Hinzu kommt, dass das - von Berlin und Brüssel erzwungene - Vorgehen gegen unerwünschte Migration die Wirtschaft der nordnigrischen Region schwer schädigt. Der Transport von Menschen bis an Nigers Nordgrenze sei Teil einer "breiteren politischen Ökonomie" gewesen, die es vielen Einwohnern von Agadez ermöglicht habe, mit Fahrdiensten, mit der Vermietung von Unterkünften, dem Verkauf von Nahrungsmitteln und Ähnlichem ihren Unterhalt zu verdienen, konstatiert Peter Tinti, ein Experte der "Global Initiative against Transnational Organized Crime". In einer ohnehin von Armut und politischer Instabilität geprägten Region könne eine massive politische Intervention wie das jüngste Einschreiten gegen Migration, warnt Tinti, leicht "Rückwirkungen haben, auf die wir nicht vorbereitet sind". "Bevor diese Hexenjagd auf Menschenschmuggler begann, hatten die jungen Leute von Agadez Arbeit", bestätigt exemplarisch der Präsident des Jugendrates der Region: "Sie fuhren Migranten nach Libyen oder Algerien und verdienten eine Menge Geld. Heute sitzen die meisten von ihnen im Gefängnis."[7] Die Stabilität des bitter armen Gebiets fördert das nicht.

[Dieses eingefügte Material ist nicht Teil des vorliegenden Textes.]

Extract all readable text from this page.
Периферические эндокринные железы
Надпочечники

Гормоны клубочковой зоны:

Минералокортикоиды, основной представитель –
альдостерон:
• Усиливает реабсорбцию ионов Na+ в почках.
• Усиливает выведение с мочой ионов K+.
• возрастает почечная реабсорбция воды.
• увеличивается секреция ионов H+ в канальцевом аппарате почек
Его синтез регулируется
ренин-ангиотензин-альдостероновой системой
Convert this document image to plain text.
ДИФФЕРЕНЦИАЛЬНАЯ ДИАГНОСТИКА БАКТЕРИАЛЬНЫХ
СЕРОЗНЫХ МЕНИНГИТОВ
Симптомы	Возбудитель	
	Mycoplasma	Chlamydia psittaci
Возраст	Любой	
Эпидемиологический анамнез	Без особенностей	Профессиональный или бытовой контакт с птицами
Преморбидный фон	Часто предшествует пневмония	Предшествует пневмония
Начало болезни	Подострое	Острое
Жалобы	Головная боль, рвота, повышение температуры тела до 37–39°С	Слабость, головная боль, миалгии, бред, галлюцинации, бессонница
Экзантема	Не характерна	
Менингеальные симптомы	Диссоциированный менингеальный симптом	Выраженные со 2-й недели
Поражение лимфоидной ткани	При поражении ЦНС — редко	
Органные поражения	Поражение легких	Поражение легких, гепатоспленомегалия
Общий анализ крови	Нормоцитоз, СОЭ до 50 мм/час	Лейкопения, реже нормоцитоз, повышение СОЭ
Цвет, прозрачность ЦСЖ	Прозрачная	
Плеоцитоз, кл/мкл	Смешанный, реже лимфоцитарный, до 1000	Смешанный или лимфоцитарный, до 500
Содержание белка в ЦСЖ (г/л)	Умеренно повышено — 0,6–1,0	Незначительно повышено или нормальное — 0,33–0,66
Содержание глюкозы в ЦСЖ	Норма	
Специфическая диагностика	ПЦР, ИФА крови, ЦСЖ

Landwirtschaft in der Wüste

Die EU hat inzwischen erste Maßnahmen eingeleitet, um die ökonomischen Folgeschäden der von ihr oktroyierten Flüchtlingsabwehr zu lindern. Wie Sophia Wolpers, eine in Nord-Niger recherchierende Wissenschaftlerin von der Universität Amsterdam, berichtet, finanziert Brüssel landwirtschaftliche Projekte in der Region, um neue Erwerbsmöglichkeiten zu schaffen. Allerdings sei die Wüstenbildung in der Region Agadez so weit vorangeschritten, dass eine Förderung der Landwirtschaft dort überhaupt keinen Sinn habe, hält Wolpers fest. Hinzu komme, dass Agadez als Wüstenstadt eine jahrhundertealte Handelstradition habe, welche die Einwohner tief präge: "Die Menschen dort aus Händlern in Landwirte umzuformen, das funktioniert einfach nicht."[8]

"Eine gute Idee"

Weil die Repression letztlich sogar nicht einmal ihren eigentlichen Zweck erfüllt und die Migration aus Niger nach Libyen weiterhin andauert - wenngleich auf gefährlicheren Routen -, schlägt der deutsche Innenminister Thomas de Maizière jetzt die Entsendung einer EU-Grenzschutzmission an die libysch-nigrische Grenze vor. "Die ersten Monate dieses Jahres haben gezeigt, dass unsere bisherigen Maßnahmen unzureichend sind", heißt es in einem Schreiben an die EU-Kommission, das de Maizière am 11. Mai gemeinsam mit seinem italienischen Amtskollegen Marco Minniti verfasst hat. Man müsse deshalb "fact-finding missions" an die libysch-nigrische Grenze schicken, um dort "schnellstmöglich eine EU-Mission ... aufzubauen".[9] Sämtliche EU-Staaten sollten einen Beitrag dazu leisten. Das Ansinnen sei, wie es in einem Bericht heißt, in Brüssel "grundsätzlich auf Zustimmung" gestoßen.[10] Am gestrigen Montag hat sich ihm die EU-Außenbeauftragte Federica Mogherini angeschlossen: EU-Grenzpatrouillen in der libysch-nigrischen Wüste seien, erklärte sie, "eine gute Idee".[11]


Anmerkungen:

[1] ECOWAS gehören folgende Staaten an: Benin, Burkina Faso, Cabo Verde, Côte d'Ivoire, Gambia, Ghana, Guinea, Guinea Bissau, Liberia, Mali, Niger, Nigeria, Senegal, Sierra Leone, Togo.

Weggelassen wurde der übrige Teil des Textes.